Trihedral Rod Pyramid: Deformations and Natural Vibration Frequencies

Строительные конструкции, здания и сооружения

The object of research is a new truss scheme of a statically determinate dome structure. The purpose of the study is to derive formulas for the dependences of the deflection under the action of a uniform load and the first frequency of natural vibrations on the number of panels, sizes, and masses concentrated in the truss nodes. Method. The forces in the truss rods are found from the equilibrium equations of the nodes. The system of equations also includes the reactions of vertical supports located along the contour of the structure. It is shown that the distribution of forces over the structure rods does not depend on the number of panels. The deflection values ​​and stiffness of the truss structure are calculated using the Maxwell – Mohr formula. The lower analytical estimate of the first frequency is obtained by the Dunkerley method, the upper one by the Rayleigh energy method. As a form of truss deflection in the Rayleigh method, the deflection from the action of a uniformly distributed load is taken. Only vertical oscillations of the weights are assumed. Results. The dependence of the solution on the number of panels is obtained by generalizing a series of solutions for trusses with a successively increasing number of panels.
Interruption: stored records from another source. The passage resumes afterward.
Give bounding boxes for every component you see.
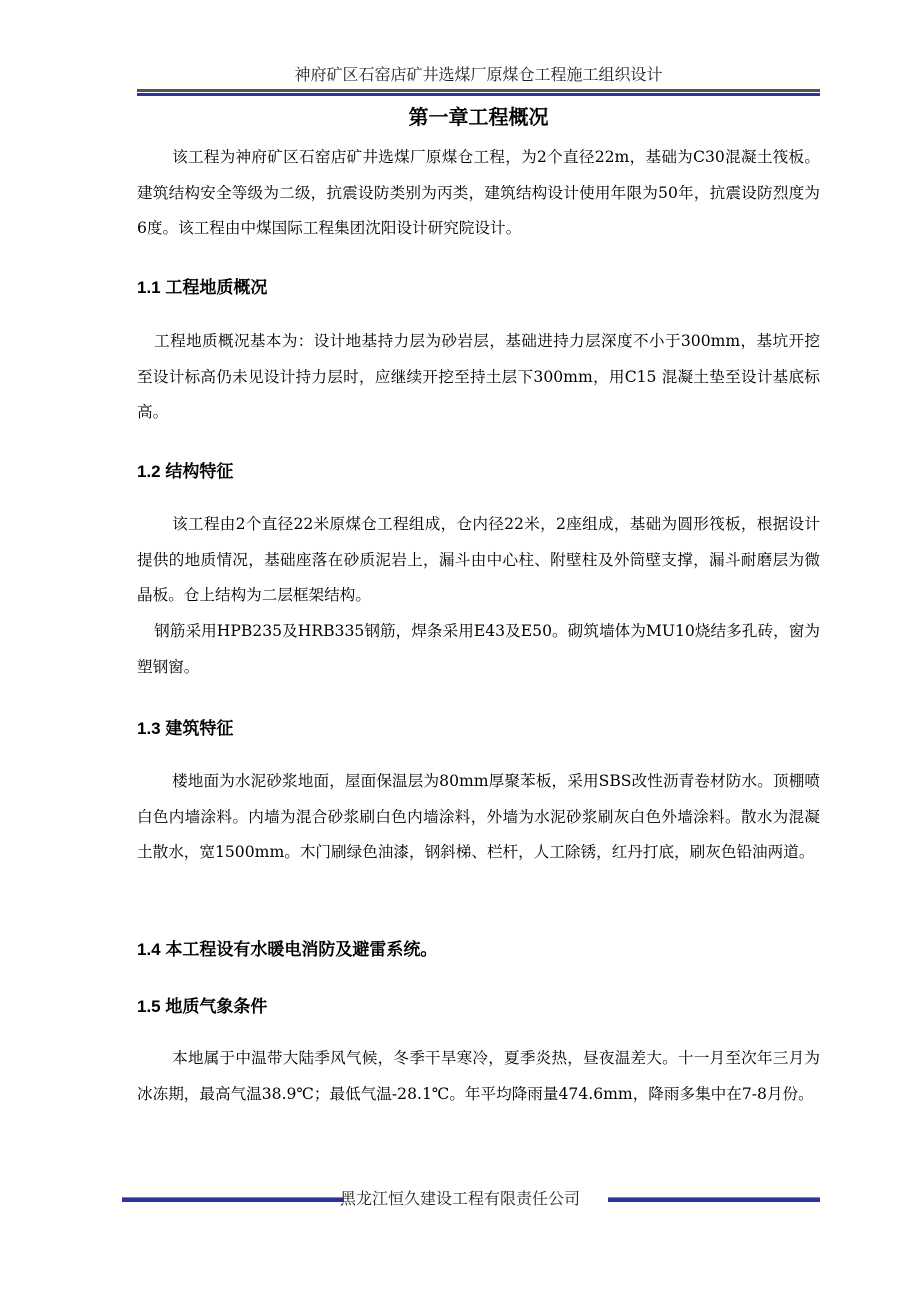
paragraph: 本地属于中温带大陆季风气候，冬季干旱寒冷，夏季炎热，昼夜温差大。十一月至次年三月为冰冻期，最高气温38.9℃；最低气温-28.1℃。年平均降雨量474.6mm，降雨多集中在7-8月份。 bbox=[137, 1049, 820, 1103]
section-heading-1-2: 1.2 结构特征 bbox=[137, 462, 234, 481]
intro-paragraph: 该工程为神府矿区石窑店矿井选煤厂原煤仓工程，为2个直径22m，基础为C30混凝土筏板。建筑结构安全等级为二级，抗震设防类别为丙类，建筑结构设计使用年限为50年，抗震设防烈度为6度。该工程由中煤国际工程集团沈阳设计研究院设计。 bbox=[137, 148, 820, 238]
page-footer: 黑龙江恒久建设工程有限责任公司 bbox=[339, 1189, 580, 1208]
section-1-1-body bbox=[137, 324, 820, 431]
section-1-3-body bbox=[137, 764, 820, 871]
intro-block bbox=[137, 140, 820, 247]
paragraph: 楼地面为水泥砂浆地面，屋面保温层为80mm厚聚苯板，采用SBS改性沥青卷材防水。顶棚喷白色内墙涂料。内墙为混合砂浆刷白色内墙涂料，外墙为水泥砂浆刷灰白色外墙涂料。散水为混凝土散水，宽1500mm。木门刷绿色油漆，钢斜梯、栏杆，人工除锈，红丹打底，刷灰色铅油两道。 bbox=[137, 772, 820, 862]
section-1-5-body bbox=[137, 1041, 820, 1112]
section-heading-1-1: 1.1 工程地质概况 bbox=[137, 278, 268, 297]
page-header: 神府矿区石窑店矿井选煤厂原煤仓工程施工组织设计 bbox=[294, 65, 663, 84]
header-divider bbox=[137, 89, 820, 92]
header-divider-blue bbox=[137, 93, 820, 96]
section-1-2-body bbox=[137, 507, 820, 686]
paragraph: 钢筋采用HPB235及HRB335钢筋，焊条采用E43及E50。砌筑墙体为MU10烧结多孔砖，窗为塑钢窗。 bbox=[137, 622, 820, 676]
section-heading-1-3: 1.3 建筑特征 bbox=[137, 719, 234, 738]
chapter-title: 第一章工程概况 bbox=[408, 105, 549, 129]
paragraph: 该工程由2个直径22米原煤仓工程组成，仓内径22米，2座组成，基础为圆形筏板，根据设计提供的地质情况，基础座落在砂质泥岩上，漏斗由中心柱、附壁柱及外筒壁支撑，漏斗耐磨层为微晶板。仓上结构为二层框架结构。 bbox=[137, 515, 820, 605]
section-heading-1-4: 1.4 本工程设有水暖电消防及避雷系统。 bbox=[137, 940, 438, 959]
paragraph: 工程地质概况基本为：设计地基持力层为砂岩层，基础进持力层深度不小于300mm，基坑开挖至设计标高仍未见设计持力层时，应继续开挖至持土层下300mm，用C15 混凝土垫至设计基底标高。 bbox=[137, 332, 820, 422]
footer-divider-right bbox=[608, 1197, 820, 1202]
section-heading-1-5: 1.5 地质气象条件 bbox=[137, 997, 268, 1016]
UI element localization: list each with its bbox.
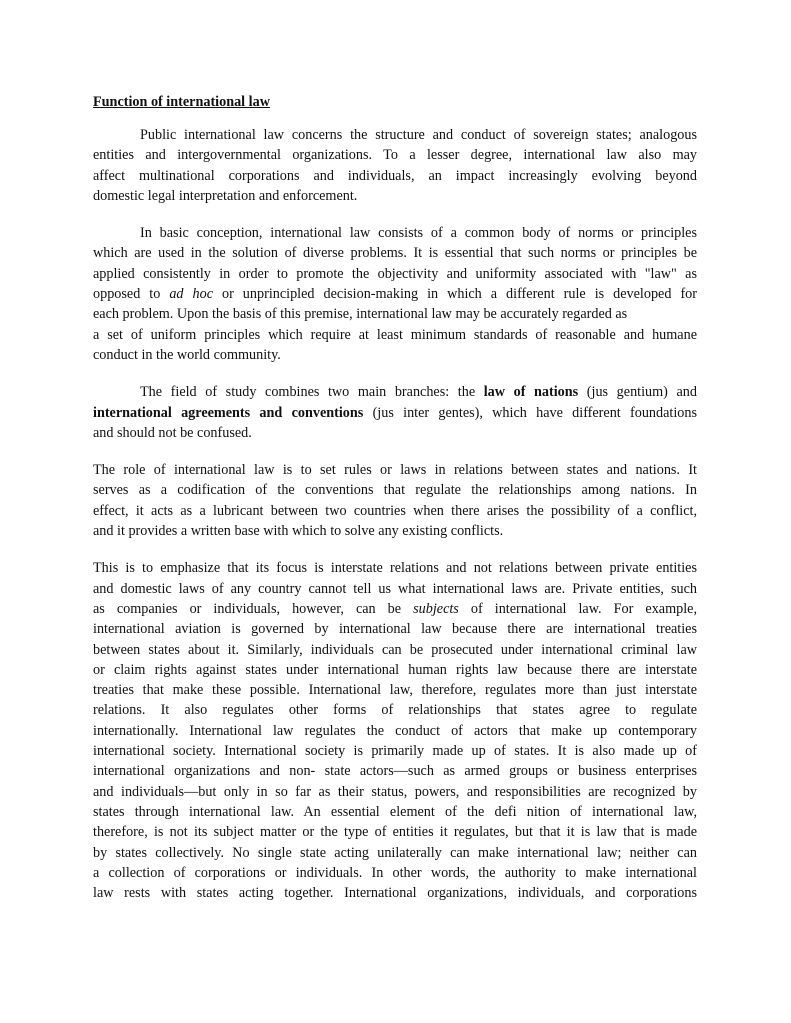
paragraph-5	[93, 558, 697, 903]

The solution uses operators of the Maple computer mathematics system. Graphs of the dependence of the deflection on the number of panels for different truss heights are plotted. The horizontal asymptote of the solution of the deflection problem is found. The value for the first natural frequency is compared with the numerical solution obtained from the analysis of the entire spectrum of natural frequencies of the vertical oscillations of the mass system located in the truss nodes. The frequency equation is compiled and solved using the eigenvalue search operators in the Maple system. It is shown that the lower analytical estimate based on the calculation of partial frequencies differs from the numerical solution by no more than 37%, while the upper estimate has an error of 7%. In this case, the formula for the lower Dunkerley frequency estimate turns out to be more compact. The natural frequency spectrum of the truss is analyzed. Isolines were found in the set of frequencies for a series of regular trusses.